Al Gore Is Tired Of Waiting, Takes Matters Into His Own Hands
Carl Andrews | November 6, 2009
It seems that the entire focus of President Obama and Congress is on passing a health care reform bill.
Sure, the “cap and trade” measure is still on the table, but it isn’t getting nearly the attention.
This lack of focus on climate change, while the earth is in the balance, is particulary troubling to global warming guru Al Gore.
Mr. Gore fears that the end is coming soon, and rather than see the family name die out, decided to take measures into his own hands.
Former vice president Al Gore—who for the past three decades has unsuccessfully attempted to warn humanity of the coming destruction of our planet, only to be mocked and derided by the very people he has tried to save—launched his infant son into space Monday in the faint hope that his only child would reach the safety of another world.
“I tried to warn them, but the Elders of this planet would not listen,” said Gore, who in 2000 was nearly banished to a featureless realm of nonexistence for promoting his unpopular message. “They called me foolish and laughed at my predictions. Yet even now, the Midwest is flooded, the ice caps are melting, and the cities are rocked with tremors, just as I foretold. Fools!

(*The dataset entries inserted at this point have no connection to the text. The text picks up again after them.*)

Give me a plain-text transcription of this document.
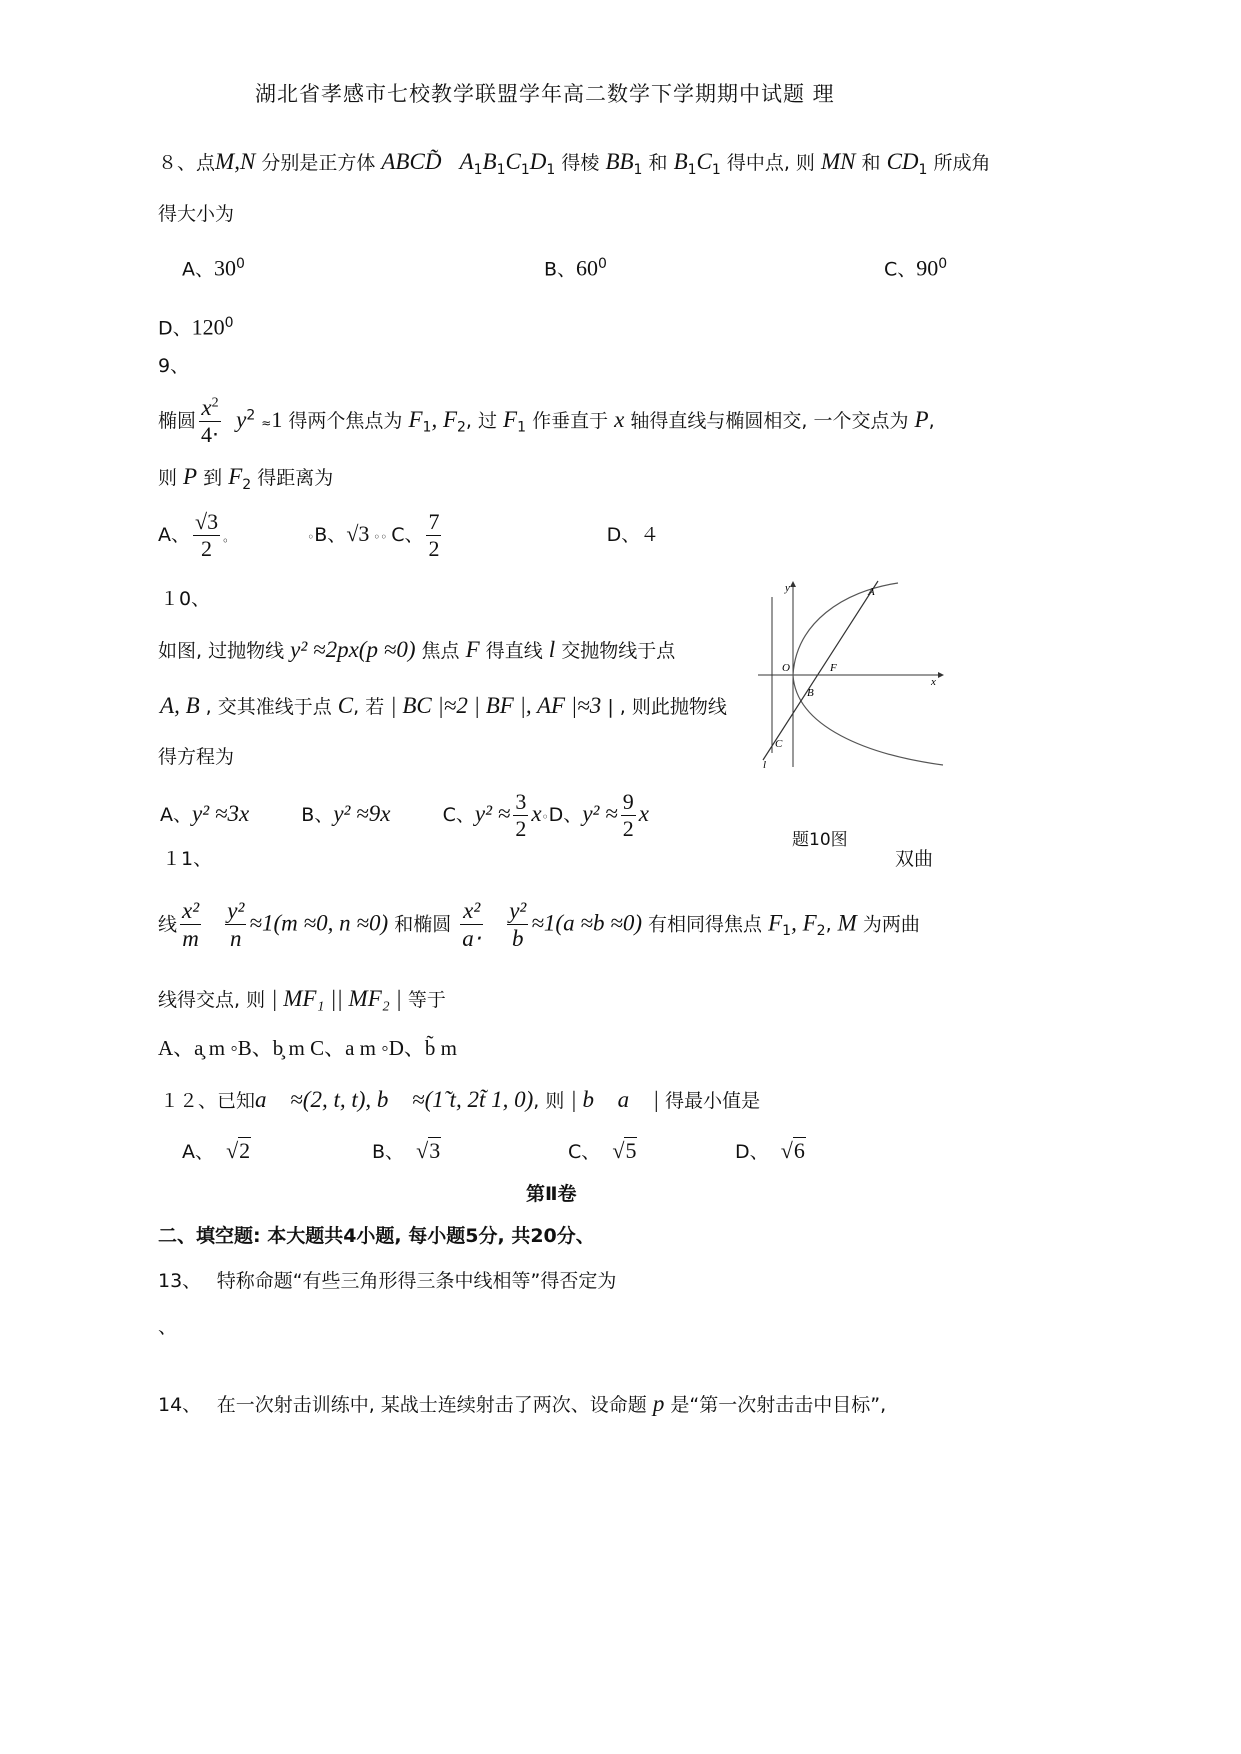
湖北省孝感市七校教学联盟学年高二数学下学期期中试题 理
８、点M,N 分别是正方体 ABCD $A_1B_1C_1D_1$ 得棱 $BB_1$ 和 $B_1C_1$ 得中点, 则 MN 和 $CD_1$ 所成角
得大小为
A、$30^0$	B、$60^0$	C、$90^0$
D、$120^0$
9、
椭圆 $\frac{x^2}{4\cdot} y^2 \approx 1$ 得两个焦点为 $F_1$, $F_2$, 过 $F_1$ 作垂直于 x 轴得直线与椭圆相交, 一个交点为 P,
则 P 到 $F_2$ 得距离为
A、 $\frac{√3}{2}$ 。	◦B、√3 ◦◦ C、 $\frac{7}{2}$	D、４
１0、
如图, 过抛物线 y² ≈2px(p ≈0) 焦点 F 得直线 l 交抛物线于点
A, B , 交其准线于点 C, 若 | BC |≈2 | BF |, AF |≈3 | , 则此抛物线
得方程为
A、y² ≈3x	B、y² ≈9x	C、$y^2 \approx \frac{3}{2}$ x◦D、$y^2 \approx \frac{9}{2}$ x
y
x
O	F
A
B
C
l
题10图
１1、	双曲
线 $\frac{\text{x²}}{m}$
$\frac{\text{y²}}{n} \approx 1(m \approx 0$, n ≈0) 和椭圆 $\frac{\text{x²}}{a\cdot}$
$\frac{\text{y²}}{b} \approx 1(a \approx b \approx 0)$ 有相同得焦点 $F_1$, $F_2$, M 为两曲
线得交点, 则 | MF₁ || MF₂ | 等于
A、a̧ m ◦B、b̧ m C、a m ◦D、b̃ m
１２、已知a⃗ ≈(2, t, t), b⃗ ≈(1̃ t, 2t̃ 1, 0), 则 | b⃗ a⃗ | 得最小值是
A、 √2	B、 √3	C、 √5	D、 √6
第Ⅱ卷
二、填空题: 本大题共4小题, 每小题5分, 共20分、
13、　 特称命题“有些三角形得三条中线相等”得否定为
、
14、　 在一次射击训练中, 某战士连续射击了两次、设命题 p 是“第一次射击击中目标”,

Why didn’t they heed me before it was too late?”
Al Gore—or, as he is known in his own language, Gore-Al—placed his son, Kal-Al, gently in the one-passenger rocket ship, his brow furrowed by the great weight he carried in preserving the sole survivor of humanity’s hubristic folly.

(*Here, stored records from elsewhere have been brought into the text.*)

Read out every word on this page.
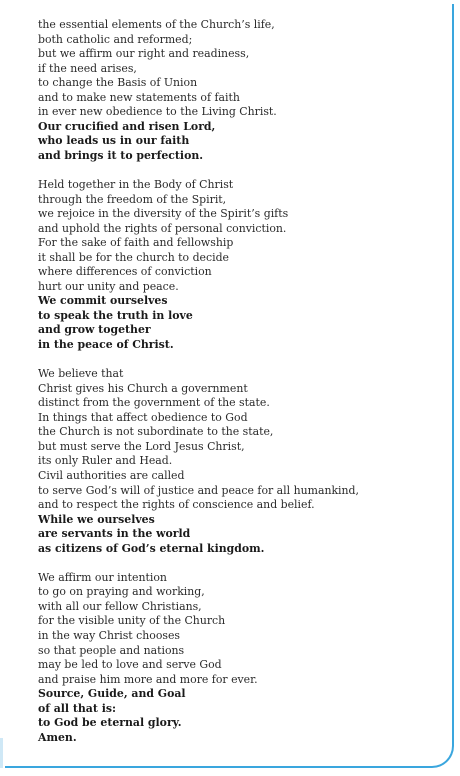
the essential elements of the Church’s life,
both catholic and reformed;
but we affirm our right and readiness,
if the need arises,
to change the Basis of Union
and to make new statements of faith
in ever new obedience to the Living Christ.
Our crucified and risen Lord,
who leads us in our faith
and brings it to perfection.
Held together in the Body of Christ
through the freedom of the Spirit,
we rejoice in the diversity of the Spirit’s gifts
and uphold the rights of personal conviction.
For the sake of faith and fellowship
it shall be for the church to decide
where differences of conviction
hurt our unity and peace.
We commit ourselves
to speak the truth in love
and grow together
in the peace of Christ.
We believe that
Christ gives his Church a government
distinct from the government of the state.
In things that affect obedience to God
the Church is not subordinate to the state,
but must serve the Lord Jesus Christ,
its only Ruler and Head.
Civil authorities are called
to serve God’s will of justice and peace for all humankind,
and to respect the rights of conscience and belief.
While we ourselves
are servants in the world
as citizens of God’s eternal kingdom.
We affirm our intention
to go on praying and working,
with all our fellow Christians,
for the visible unity of the Church
in the way Christ chooses
so that people and nations
may be led to love and serve God
and praise him more and more for ever.
Source, Guide, and Goal
of all that is:
to God be eternal glory.
Amen.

“There is nothing left now but to ensure that my infant son does not meet the same fate as the rest of my doomed race,” Gore said. “I will send him to a new planet, where he will, I hope, be raised by simple but kindly country folk and grow up to be a hero and protector to his adopted home.”
As the rocket soared through the Gore estate’s retractable solar-paneled roof—installed three years ago to save energy and provide emergency rocket-launch capability in the event that Gore’s campaign to save Earth was unsuccessful—the onetime presidential candidate and his wife, Tipper, stood arm-in-arm, nobly facing their end while gazing up in stoic dignity at the receding rocket, the ecosystem already beginning to collapse around them.